ABU DHABI // Manny Pacquiao dedicated his world welterweight title win against the American Brandon Rios on Sunday to the victims of Typhoon Haiyan in his country.
Pacquiao, 34, had suffered two consecutive defeats and he was hoping to re-establish his reputation as one of the world’s best fighters after a brutal knockout by Juan Manuel Marquez last year.
In the UAE, thousands of Filipinos gathered at cafes and restaurants in the early hours to see their compatriot fight.
The WBO International Welterweight fight dubbed “Clash in Cotai” was broadcast live from The Venetian in Macau.
At the Philippine House Restaurant on Najda Street, more than 150 fans watched the action on three 45-inch flat screen televisions.

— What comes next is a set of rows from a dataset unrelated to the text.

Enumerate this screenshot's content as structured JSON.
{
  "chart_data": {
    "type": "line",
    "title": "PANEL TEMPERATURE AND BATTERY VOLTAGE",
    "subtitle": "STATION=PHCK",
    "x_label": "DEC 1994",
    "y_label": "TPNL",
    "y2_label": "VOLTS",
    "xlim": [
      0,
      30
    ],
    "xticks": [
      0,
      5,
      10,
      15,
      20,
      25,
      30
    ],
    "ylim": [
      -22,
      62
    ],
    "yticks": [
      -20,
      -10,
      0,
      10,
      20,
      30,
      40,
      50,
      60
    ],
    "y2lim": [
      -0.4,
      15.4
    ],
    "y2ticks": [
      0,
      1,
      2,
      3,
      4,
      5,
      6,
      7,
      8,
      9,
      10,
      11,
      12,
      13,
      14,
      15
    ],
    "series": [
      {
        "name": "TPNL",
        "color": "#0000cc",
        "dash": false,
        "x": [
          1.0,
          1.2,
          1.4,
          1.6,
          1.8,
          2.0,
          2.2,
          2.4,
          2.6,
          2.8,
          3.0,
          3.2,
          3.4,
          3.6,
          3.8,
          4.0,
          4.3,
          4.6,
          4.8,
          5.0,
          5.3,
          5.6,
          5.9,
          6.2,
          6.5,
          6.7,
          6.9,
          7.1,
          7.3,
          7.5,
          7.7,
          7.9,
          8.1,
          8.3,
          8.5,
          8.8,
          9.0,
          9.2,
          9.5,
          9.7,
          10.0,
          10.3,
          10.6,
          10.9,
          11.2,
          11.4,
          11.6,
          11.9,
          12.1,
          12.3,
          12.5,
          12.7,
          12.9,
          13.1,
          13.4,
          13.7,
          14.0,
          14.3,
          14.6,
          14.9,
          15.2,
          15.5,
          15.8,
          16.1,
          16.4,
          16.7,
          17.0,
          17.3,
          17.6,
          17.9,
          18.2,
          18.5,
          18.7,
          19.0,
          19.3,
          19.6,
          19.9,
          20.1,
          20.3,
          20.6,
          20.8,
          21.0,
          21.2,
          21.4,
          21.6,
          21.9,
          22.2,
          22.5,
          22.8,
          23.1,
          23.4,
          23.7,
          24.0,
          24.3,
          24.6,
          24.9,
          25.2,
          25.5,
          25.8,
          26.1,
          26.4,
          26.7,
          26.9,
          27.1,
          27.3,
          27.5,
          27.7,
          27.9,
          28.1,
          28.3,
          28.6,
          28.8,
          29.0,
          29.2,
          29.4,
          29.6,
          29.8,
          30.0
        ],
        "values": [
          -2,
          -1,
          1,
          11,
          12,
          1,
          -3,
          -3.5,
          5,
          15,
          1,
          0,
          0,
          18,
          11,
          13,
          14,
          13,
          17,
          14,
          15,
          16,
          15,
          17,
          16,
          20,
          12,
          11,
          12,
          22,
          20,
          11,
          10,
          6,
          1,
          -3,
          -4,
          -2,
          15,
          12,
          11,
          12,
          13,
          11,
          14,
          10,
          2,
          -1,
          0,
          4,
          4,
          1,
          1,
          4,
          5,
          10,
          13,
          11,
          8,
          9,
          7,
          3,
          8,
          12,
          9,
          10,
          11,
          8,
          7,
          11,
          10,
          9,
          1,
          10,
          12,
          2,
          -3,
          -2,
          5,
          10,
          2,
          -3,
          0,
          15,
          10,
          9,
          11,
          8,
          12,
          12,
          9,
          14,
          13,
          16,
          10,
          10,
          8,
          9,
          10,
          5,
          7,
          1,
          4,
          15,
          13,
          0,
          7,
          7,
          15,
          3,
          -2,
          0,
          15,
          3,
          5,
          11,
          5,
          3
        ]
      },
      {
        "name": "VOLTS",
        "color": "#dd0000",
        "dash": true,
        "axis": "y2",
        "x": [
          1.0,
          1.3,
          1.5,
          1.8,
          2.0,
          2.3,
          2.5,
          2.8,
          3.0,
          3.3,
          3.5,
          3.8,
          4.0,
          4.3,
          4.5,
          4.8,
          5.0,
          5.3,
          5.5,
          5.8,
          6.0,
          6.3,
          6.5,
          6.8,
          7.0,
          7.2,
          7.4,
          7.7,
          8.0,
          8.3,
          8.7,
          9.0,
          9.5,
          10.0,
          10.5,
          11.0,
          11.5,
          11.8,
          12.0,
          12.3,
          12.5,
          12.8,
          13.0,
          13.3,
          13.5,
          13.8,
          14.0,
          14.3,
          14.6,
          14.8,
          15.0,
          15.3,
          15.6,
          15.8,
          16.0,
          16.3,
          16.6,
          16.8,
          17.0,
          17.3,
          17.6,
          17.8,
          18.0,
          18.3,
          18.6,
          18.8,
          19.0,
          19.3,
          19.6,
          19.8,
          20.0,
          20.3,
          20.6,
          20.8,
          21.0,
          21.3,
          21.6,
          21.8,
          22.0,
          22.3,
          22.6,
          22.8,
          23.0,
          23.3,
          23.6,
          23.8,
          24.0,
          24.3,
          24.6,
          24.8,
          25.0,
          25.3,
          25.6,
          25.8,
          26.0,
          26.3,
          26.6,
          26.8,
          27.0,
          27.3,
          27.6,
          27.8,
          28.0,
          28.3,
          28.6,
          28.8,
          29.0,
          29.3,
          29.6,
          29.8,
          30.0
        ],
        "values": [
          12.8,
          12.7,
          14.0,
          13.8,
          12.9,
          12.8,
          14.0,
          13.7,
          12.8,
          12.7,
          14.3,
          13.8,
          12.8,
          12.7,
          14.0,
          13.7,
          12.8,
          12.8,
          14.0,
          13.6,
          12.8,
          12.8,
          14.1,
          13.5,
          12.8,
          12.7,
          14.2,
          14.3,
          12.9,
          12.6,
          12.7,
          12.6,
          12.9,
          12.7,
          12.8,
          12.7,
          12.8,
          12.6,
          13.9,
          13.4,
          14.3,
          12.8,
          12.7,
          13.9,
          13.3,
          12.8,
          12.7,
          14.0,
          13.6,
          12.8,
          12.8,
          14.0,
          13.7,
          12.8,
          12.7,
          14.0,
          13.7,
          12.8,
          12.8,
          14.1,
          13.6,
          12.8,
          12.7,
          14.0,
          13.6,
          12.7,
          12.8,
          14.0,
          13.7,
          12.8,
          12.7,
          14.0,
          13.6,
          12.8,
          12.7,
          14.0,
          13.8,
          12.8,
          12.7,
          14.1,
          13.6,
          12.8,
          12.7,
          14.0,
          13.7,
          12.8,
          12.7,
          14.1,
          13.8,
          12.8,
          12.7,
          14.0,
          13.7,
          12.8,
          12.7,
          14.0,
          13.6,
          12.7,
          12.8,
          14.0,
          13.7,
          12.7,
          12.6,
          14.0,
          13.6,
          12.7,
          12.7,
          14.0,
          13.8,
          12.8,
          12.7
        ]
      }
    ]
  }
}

Bleary-eyed boxing aficionados packed the restaurant as early as 6am. The fight did not start until two and a half hours later, after four undercard bouts.
Pacquiao, the winner of world titles across eight divisions, was desperate to break his losing streak.
Fans enthusiastically clapped, shouted, threw punches into the air and ducked their heads with each blow Pacquiao rained down on Rios throughout the 12 rounds.
Marjorie Aguilar, 31, a hotel receptionist, was one of two women in a predominantly male crowd.
“I’m a certified Pacquiao fan and usually watch his fights at home,” she said. “We saw how he was so determined to win for the Yolanda victims.”
Pacquiao’s victory was seen to bring hope and inspiration to the victims of Super Typhoon Haiyan, locally known as Yolanda, which struck the country on November 8. The typhoon left thousands dead and 1.6 million homeless.
“Now is the time for Pacquiao to fight Floyd Mayweather,” said Perfecto Credo, 54, who works for Esnaad, a subsidiary of Adnoc. “He doesn’t need to take on Marquez to prove that he’s a better fighter.”
Mr Credo arrived at the restaurant at 5am to watch a fight live for the first time. His work usually takes him offshore.
His colleague Anselmo Espia, 40, said: “We saw how hungry he was to win this time around. He’s really strong and well prepared for this fight. He’s truly our national hero.”
Kevin Zafra, 29, an aircraft mechanic, was initially unsure about a Pacquiao victory.
“He had a great performance,” Mr Zafra said. “He’s back. He’s the best fighter there is.”
A roar erupted when Pacquiao was awarded the victory by unanimous decision.
“We know how much he is an inspiration to all Filipinos,” said Cristopher Harina, 30, a cabin aircraft technician. “He has truly won back the trust and faith of all boxing fans in his strength, agility and resilience.”